Australian cricketer

Charles Martin (15 May 1867 - 1942) was an Australian cricketer. He played in two first-class matches for Queensland between 1893 and 1894. He was regarded as one of the best batsmen in Queensland in the 1890s.

==Cricket career==
Martin began his cricket career in Ipswich, where he attended the West End Ipswich School, before moving to Brisbane and joining the Union Cricket Club in 1884. By 1885 he had returned to Ipswich and was playing for the West End Cricket Club and was awarded the club cup for best batting over the year, and he notably scored 96 out of a team total of 122 for West End in the 1884/85 season. By 1888 he was Captain of West End.

In January 1892 an Ipswich paper described Martin as the most "brilliant star" of Ipswich cricket and speculated that if he was able to find form he would be the "most dashing" batsman in Queensland. In March 1892 an Ipswich paper expressed that Martin should join a Brisbane cricket club arguing that he was as good a cricketer as Arthur Coningham, and in April he represented a combined Ipswich XI against a Maryborough XI. By November 1892 he had moved to Brisbane and he was selected for the Brisbane Graziers' Club that month, however the sides opponent, Stanley, objected to his selection, as it was a policy that players be a member of a club for one month before being selected for a match, and he was unable to play, but in December he was able to start playing for the club.

In February 1893 the Ipswich Herald argued that Martin should be selected to represent Queensland, and in March the Queensland Cricket Association announced that he had been selected to represent the State in an Intercolonial match against New South Wales. In April a report described Martin as being a brilliant batsman and fielder, and that month he represented Queensland in its inaugural First-class game against New South Wales scoring 42 not out in the first innings batting at number eight and moving up to open in the second innings but scoring only one. William Hoare was awarded a trophy for his bowling for Queensland after the match and the Ipswich Herald questioned why Martin was not similarly honored for his batting in the game. In November the Graziers cricket club visited Sydney to play local clubs there and it was suggested Martin could impress spectators on Sydney wickets due to being a "hitter" and he had one score of 76 which was chanceless before he was out caught during the tour.

In March 1894 Martin was selected to represent Queensland in its second First-class against New South Wales in Sydney. The Queensland side passed through Ipswich on their way to Sydney and received "hearty cheers" at Ipswich station. In Ipswich it was hoped Martin would uphold his reputation, however he was noted to be "nowhere" in the match in a report, scoring just 2 and 5 in his two innings.
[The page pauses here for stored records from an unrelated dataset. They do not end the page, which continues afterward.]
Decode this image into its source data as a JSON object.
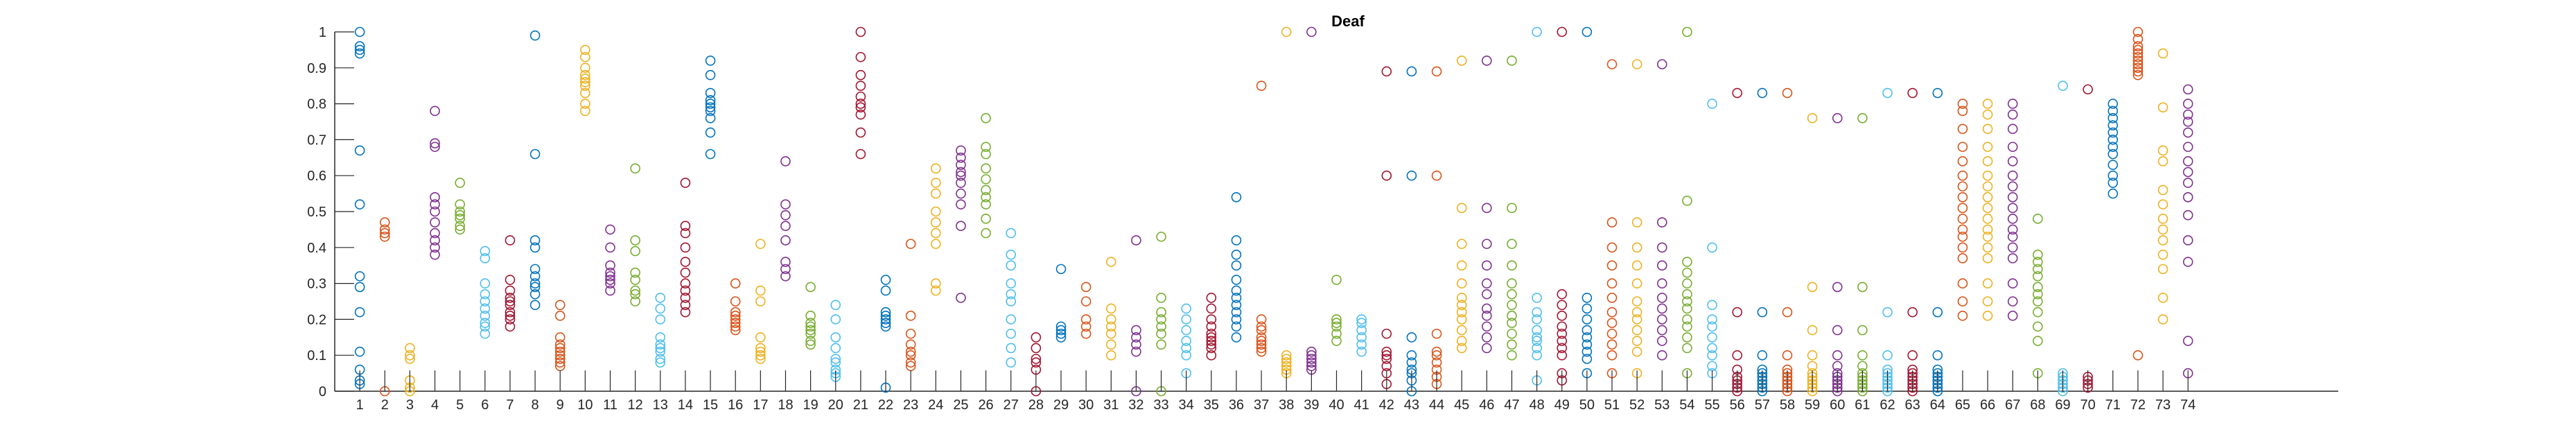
{
  "chart_data": {
    "type": "scatter",
    "title": "Deaf",
    "xlabel": "",
    "ylabel": "",
    "xlim": [
      0,
      80
    ],
    "ylim": [
      0,
      1
    ],
    "grid": false,
    "legend": "none",
    "marker": "open-circle",
    "x_ticks": [
      1,
      2,
      3,
      4,
      5,
      6,
      7,
      8,
      9,
      10,
      11,
      12,
      13,
      14,
      15,
      16,
      17,
      18,
      19,
      20,
      21,
      22,
      23,
      24,
      25,
      26,
      27,
      28,
      29,
      30,
      31,
      32,
      33,
      34,
      35,
      36,
      37,
      38,
      39,
      40,
      41,
      42,
      43,
      44,
      45,
      46,
      47,
      48,
      49,
      50,
      51,
      52,
      53,
      54,
      55,
      56,
      57,
      58,
      59,
      60,
      61,
      62,
      63,
      64,
      65,
      66,
      67,
      68,
      69,
      70,
      71,
      72,
      73,
      74
    ],
    "y_ticks": [
      0,
      0.1,
      0.2,
      0.3,
      0.4,
      0.5,
      0.6,
      0.7,
      0.8,
      0.9,
      1
    ],
    "y_tick_labels": [
      "0",
      "0.1",
      "0.2",
      "0.3",
      "0.4",
      "0.5",
      "0.6",
      "0.7",
      "0.8",
      "0.9",
      "1"
    ],
    "palette": [
      "#0072BD",
      "#D95319",
      "#EDB120",
      "#7E2F8E",
      "#77AC30",
      "#4DBEEE",
      "#A2142F"
    ],
    "series": [
      {
        "x": 1,
        "values": [
          1.0,
          0.96,
          0.95,
          0.94,
          0.67,
          0.52,
          0.32,
          0.29,
          0.22,
          0.11,
          0.06,
          0.03,
          0.02
        ]
      },
      {
        "x": 2,
        "values": [
          0.47,
          0.45,
          0.44,
          0.43,
          0.0
        ]
      },
      {
        "x": 3,
        "values": [
          0.12,
          0.1,
          0.09,
          0.03,
          0.01,
          0.0
        ]
      },
      {
        "x": 4,
        "values": [
          0.78,
          0.69,
          0.68,
          0.54,
          0.52,
          0.5,
          0.47,
          0.44,
          0.42,
          0.4,
          0.38
        ]
      },
      {
        "x": 5,
        "values": [
          0.58,
          0.52,
          0.5,
          0.49,
          0.48,
          0.46,
          0.45
        ]
      },
      {
        "x": 6,
        "values": [
          0.39,
          0.37,
          0.3,
          0.27,
          0.25,
          0.23,
          0.21,
          0.19,
          0.18,
          0.16
        ]
      },
      {
        "x": 7,
        "values": [
          0.42,
          0.31,
          0.28,
          0.26,
          0.25,
          0.24,
          0.22,
          0.21,
          0.2,
          0.18
        ]
      },
      {
        "x": 8,
        "values": [
          0.99,
          0.66,
          0.42,
          0.4,
          0.34,
          0.32,
          0.3,
          0.29,
          0.27,
          0.24
        ]
      },
      {
        "x": 9,
        "values": [
          0.24,
          0.21,
          0.15,
          0.13,
          0.12,
          0.11,
          0.1,
          0.09,
          0.08,
          0.07
        ]
      },
      {
        "x": 10,
        "values": [
          0.95,
          0.93,
          0.9,
          0.88,
          0.87,
          0.86,
          0.85,
          0.83,
          0.8,
          0.78
        ]
      },
      {
        "x": 11,
        "values": [
          0.45,
          0.4,
          0.35,
          0.33,
          0.32,
          0.31,
          0.3,
          0.28
        ]
      },
      {
        "x": 12,
        "values": [
          0.62,
          0.42,
          0.39,
          0.33,
          0.31,
          0.28,
          0.27,
          0.25
        ]
      },
      {
        "x": 13,
        "values": [
          0.26,
          0.23,
          0.2,
          0.15,
          0.13,
          0.12,
          0.11,
          0.09,
          0.08
        ]
      },
      {
        "x": 14,
        "values": [
          0.58,
          0.46,
          0.44,
          0.4,
          0.36,
          0.33,
          0.3,
          0.28,
          0.26,
          0.24,
          0.22
        ]
      },
      {
        "x": 15,
        "values": [
          0.92,
          0.88,
          0.83,
          0.81,
          0.8,
          0.79,
          0.78,
          0.76,
          0.72,
          0.66
        ]
      },
      {
        "x": 16,
        "values": [
          0.3,
          0.25,
          0.22,
          0.21,
          0.2,
          0.19,
          0.18,
          0.17
        ]
      },
      {
        "x": 17,
        "values": [
          0.41,
          0.28,
          0.25,
          0.15,
          0.12,
          0.11,
          0.1,
          0.09
        ]
      },
      {
        "x": 18,
        "values": [
          0.64,
          0.52,
          0.49,
          0.46,
          0.42,
          0.36,
          0.34,
          0.32
        ]
      },
      {
        "x": 19,
        "values": [
          0.29,
          0.21,
          0.19,
          0.18,
          0.17,
          0.16,
          0.14,
          0.13
        ]
      },
      {
        "x": 20,
        "values": [
          0.24,
          0.2,
          0.15,
          0.12,
          0.09,
          0.08,
          0.06,
          0.05,
          0.04
        ]
      },
      {
        "x": 21,
        "values": [
          1.0,
          0.93,
          0.88,
          0.85,
          0.82,
          0.8,
          0.79,
          0.77,
          0.72,
          0.66
        ]
      },
      {
        "x": 22,
        "values": [
          0.31,
          0.28,
          0.22,
          0.21,
          0.2,
          0.19,
          0.18,
          0.01
        ]
      },
      {
        "x": 23,
        "values": [
          0.41,
          0.21,
          0.16,
          0.13,
          0.11,
          0.1,
          0.08,
          0.07
        ]
      },
      {
        "x": 24,
        "values": [
          0.62,
          0.58,
          0.55,
          0.5,
          0.47,
          0.44,
          0.41,
          0.3,
          0.28
        ]
      },
      {
        "x": 25,
        "values": [
          0.67,
          0.65,
          0.63,
          0.61,
          0.6,
          0.58,
          0.55,
          0.52,
          0.46,
          0.26
        ]
      },
      {
        "x": 26,
        "values": [
          0.76,
          0.68,
          0.66,
          0.62,
          0.59,
          0.56,
          0.54,
          0.52,
          0.48,
          0.44
        ]
      },
      {
        "x": 27,
        "values": [
          0.44,
          0.38,
          0.35,
          0.3,
          0.27,
          0.25,
          0.2,
          0.16,
          0.12,
          0.08
        ]
      },
      {
        "x": 28,
        "values": [
          0.15,
          0.12,
          0.09,
          0.08,
          0.06,
          0.0
        ]
      },
      {
        "x": 29,
        "values": [
          0.34,
          0.18,
          0.17,
          0.16,
          0.15
        ]
      },
      {
        "x": 30,
        "values": [
          0.29,
          0.25,
          0.2,
          0.18,
          0.16
        ]
      },
      {
        "x": 31,
        "values": [
          0.36,
          0.23,
          0.2,
          0.18,
          0.16,
          0.13,
          0.1
        ]
      },
      {
        "x": 32,
        "values": [
          0.42,
          0.17,
          0.15,
          0.13,
          0.11,
          0.0
        ]
      },
      {
        "x": 33,
        "values": [
          0.43,
          0.26,
          0.22,
          0.2,
          0.18,
          0.16,
          0.13,
          0.0
        ]
      },
      {
        "x": 34,
        "values": [
          0.23,
          0.2,
          0.17,
          0.14,
          0.12,
          0.1,
          0.05
        ]
      },
      {
        "x": 35,
        "values": [
          0.26,
          0.23,
          0.2,
          0.18,
          0.16,
          0.15,
          0.14,
          0.13,
          0.12,
          0.1
        ]
      },
      {
        "x": 36,
        "values": [
          0.54,
          0.42,
          0.38,
          0.35,
          0.31,
          0.28,
          0.26,
          0.24,
          0.22,
          0.2,
          0.18,
          0.15
        ]
      },
      {
        "x": 37,
        "values": [
          0.85,
          0.2,
          0.18,
          0.17,
          0.15,
          0.14,
          0.13,
          0.12,
          0.11
        ]
      },
      {
        "x": 38,
        "values": [
          1.0,
          0.1,
          0.09,
          0.08,
          0.07,
          0.06,
          0.05
        ]
      },
      {
        "x": 39,
        "values": [
          1.0,
          0.11,
          0.1,
          0.09,
          0.08,
          0.07,
          0.06
        ]
      },
      {
        "x": 40,
        "values": [
          0.31,
          0.2,
          0.19,
          0.18,
          0.16,
          0.14
        ]
      },
      {
        "x": 41,
        "values": [
          0.2,
          0.19,
          0.17,
          0.15,
          0.13,
          0.11
        ]
      },
      {
        "x": 42,
        "values": [
          0.89,
          0.6,
          0.16,
          0.11,
          0.1,
          0.09,
          0.07,
          0.05,
          0.02
        ]
      },
      {
        "x": 43,
        "values": [
          0.89,
          0.6,
          0.15,
          0.1,
          0.08,
          0.06,
          0.05,
          0.03,
          0.0
        ]
      },
      {
        "x": 44,
        "values": [
          0.89,
          0.6,
          0.16,
          0.11,
          0.1,
          0.08,
          0.06,
          0.04,
          0.02
        ]
      },
      {
        "x": 45,
        "values": [
          0.92,
          0.51,
          0.41,
          0.35,
          0.3,
          0.26,
          0.24,
          0.22,
          0.2,
          0.17,
          0.14,
          0.12
        ]
      },
      {
        "x": 46,
        "values": [
          0.92,
          0.51,
          0.41,
          0.35,
          0.3,
          0.27,
          0.23,
          0.21,
          0.18,
          0.15,
          0.12
        ]
      },
      {
        "x": 47,
        "values": [
          0.92,
          0.51,
          0.41,
          0.35,
          0.3,
          0.27,
          0.24,
          0.21,
          0.19,
          0.16,
          0.13,
          0.1
        ]
      },
      {
        "x": 48,
        "values": [
          1.0,
          0.26,
          0.22,
          0.2,
          0.17,
          0.15,
          0.14,
          0.12,
          0.1,
          0.03
        ]
      },
      {
        "x": 49,
        "values": [
          1.0,
          0.27,
          0.24,
          0.21,
          0.18,
          0.16,
          0.14,
          0.12,
          0.1,
          0.05,
          0.03
        ]
      },
      {
        "x": 50,
        "values": [
          1.0,
          0.26,
          0.23,
          0.2,
          0.17,
          0.15,
          0.13,
          0.11,
          0.09,
          0.05
        ]
      },
      {
        "x": 51,
        "values": [
          0.91,
          0.47,
          0.4,
          0.35,
          0.3,
          0.26,
          0.22,
          0.19,
          0.16,
          0.13,
          0.1,
          0.05
        ]
      },
      {
        "x": 52,
        "values": [
          0.91,
          0.47,
          0.4,
          0.35,
          0.3,
          0.25,
          0.22,
          0.2,
          0.17,
          0.14,
          0.11,
          0.05
        ]
      },
      {
        "x": 53,
        "values": [
          0.91,
          0.47,
          0.4,
          0.35,
          0.3,
          0.26,
          0.23,
          0.2,
          0.17,
          0.14,
          0.1
        ]
      },
      {
        "x": 54,
        "values": [
          1.0,
          0.53,
          0.36,
          0.33,
          0.3,
          0.27,
          0.25,
          0.23,
          0.2,
          0.18,
          0.15,
          0.12,
          0.05
        ]
      },
      {
        "x": 55,
        "values": [
          0.8,
          0.4,
          0.24,
          0.2,
          0.18,
          0.15,
          0.12,
          0.1,
          0.07,
          0.05
        ]
      },
      {
        "x": 56,
        "values": [
          0.83,
          0.22,
          0.1,
          0.06,
          0.04,
          0.03,
          0.02,
          0.01,
          0.0
        ]
      },
      {
        "x": 57,
        "values": [
          0.83,
          0.22,
          0.1,
          0.06,
          0.05,
          0.04,
          0.03,
          0.02,
          0.01,
          0.0
        ]
      },
      {
        "x": 58,
        "values": [
          0.83,
          0.22,
          0.1,
          0.06,
          0.05,
          0.04,
          0.03,
          0.02,
          0.01,
          0.0
        ]
      },
      {
        "x": 59,
        "values": [
          0.76,
          0.29,
          0.17,
          0.1,
          0.07,
          0.05,
          0.04,
          0.03,
          0.02,
          0.01,
          0.0
        ]
      },
      {
        "x": 60,
        "values": [
          0.76,
          0.29,
          0.17,
          0.1,
          0.07,
          0.05,
          0.04,
          0.03,
          0.02,
          0.01,
          0.0
        ]
      },
      {
        "x": 61,
        "values": [
          0.76,
          0.29,
          0.17,
          0.1,
          0.07,
          0.05,
          0.04,
          0.03,
          0.02,
          0.01,
          0.0
        ]
      },
      {
        "x": 62,
        "values": [
          0.83,
          0.22,
          0.1,
          0.06,
          0.05,
          0.04,
          0.03,
          0.02,
          0.01,
          0.0
        ]
      },
      {
        "x": 63,
        "values": [
          0.83,
          0.22,
          0.1,
          0.06,
          0.05,
          0.04,
          0.03,
          0.02,
          0.01,
          0.0
        ]
      },
      {
        "x": 64,
        "values": [
          0.83,
          0.22,
          0.1,
          0.06,
          0.05,
          0.04,
          0.03,
          0.02,
          0.01,
          0.0
        ]
      },
      {
        "x": 65,
        "values": [
          0.8,
          0.78,
          0.73,
          0.68,
          0.64,
          0.6,
          0.57,
          0.54,
          0.51,
          0.48,
          0.45,
          0.43,
          0.4,
          0.37,
          0.3,
          0.25,
          0.21
        ]
      },
      {
        "x": 66,
        "values": [
          0.8,
          0.77,
          0.73,
          0.68,
          0.64,
          0.6,
          0.57,
          0.54,
          0.51,
          0.48,
          0.45,
          0.43,
          0.4,
          0.37,
          0.3,
          0.25,
          0.21
        ]
      },
      {
        "x": 67,
        "values": [
          0.8,
          0.77,
          0.73,
          0.68,
          0.64,
          0.6,
          0.57,
          0.54,
          0.51,
          0.48,
          0.45,
          0.43,
          0.4,
          0.37,
          0.3,
          0.25,
          0.21
        ]
      },
      {
        "x": 68,
        "values": [
          0.48,
          0.38,
          0.36,
          0.34,
          0.32,
          0.29,
          0.27,
          0.25,
          0.22,
          0.18,
          0.14,
          0.05
        ]
      },
      {
        "x": 69,
        "values": [
          0.85,
          0.05,
          0.04,
          0.03,
          0.02,
          0.01,
          0.0
        ]
      },
      {
        "x": 70,
        "values": [
          0.84,
          0.04,
          0.03,
          0.02,
          0.01
        ]
      },
      {
        "x": 71,
        "values": [
          0.8,
          0.78,
          0.76,
          0.74,
          0.72,
          0.7,
          0.68,
          0.66,
          0.63,
          0.6,
          0.58,
          0.55
        ]
      },
      {
        "x": 72,
        "values": [
          1.0,
          0.98,
          0.96,
          0.95,
          0.94,
          0.93,
          0.92,
          0.91,
          0.9,
          0.89,
          0.88,
          0.1
        ]
      },
      {
        "x": 73,
        "values": [
          0.94,
          0.79,
          0.67,
          0.64,
          0.56,
          0.52,
          0.48,
          0.45,
          0.42,
          0.38,
          0.34,
          0.26,
          0.2
        ]
      },
      {
        "x": 74,
        "values": [
          0.84,
          0.8,
          0.77,
          0.75,
          0.72,
          0.68,
          0.64,
          0.61,
          0.58,
          0.54,
          0.49,
          0.42,
          0.36,
          0.14,
          0.05
        ]
      }
    ]
  }
}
In April 1894 he top scored in a match between Graziers and a Combined Brisbane XI with 52. In August he played an innings notably demonstrating his hitting ability, and he expressed he was trying to hit the ball over the grandstand of Exhibition Ground, although he was unsuccessful he did hit many sixes.

In October 1895 it was noted that Martin had not played for the Graziers in the cricket season yet, and in November it was reported he was taking a break from cricket. He returned to cricket with Graziers in January 1896 scoring 35 in fourteen minutes, and in April he scored 48 in an innings and hit the ball out of the ground twice. Graziers won the Brisbane cricket premiership for the season. In late 1897 Martin returned to Ipswich from Brisbane and it was suggested he would likely join one of the weaker Ipswich sides, and he was playing for the Stars club as of November. By 1899 he had fallen into obscurity, and an Ipswich report of a C. Martin who had scored 210 in Brisbane speculated he may be the Ipswich Martin.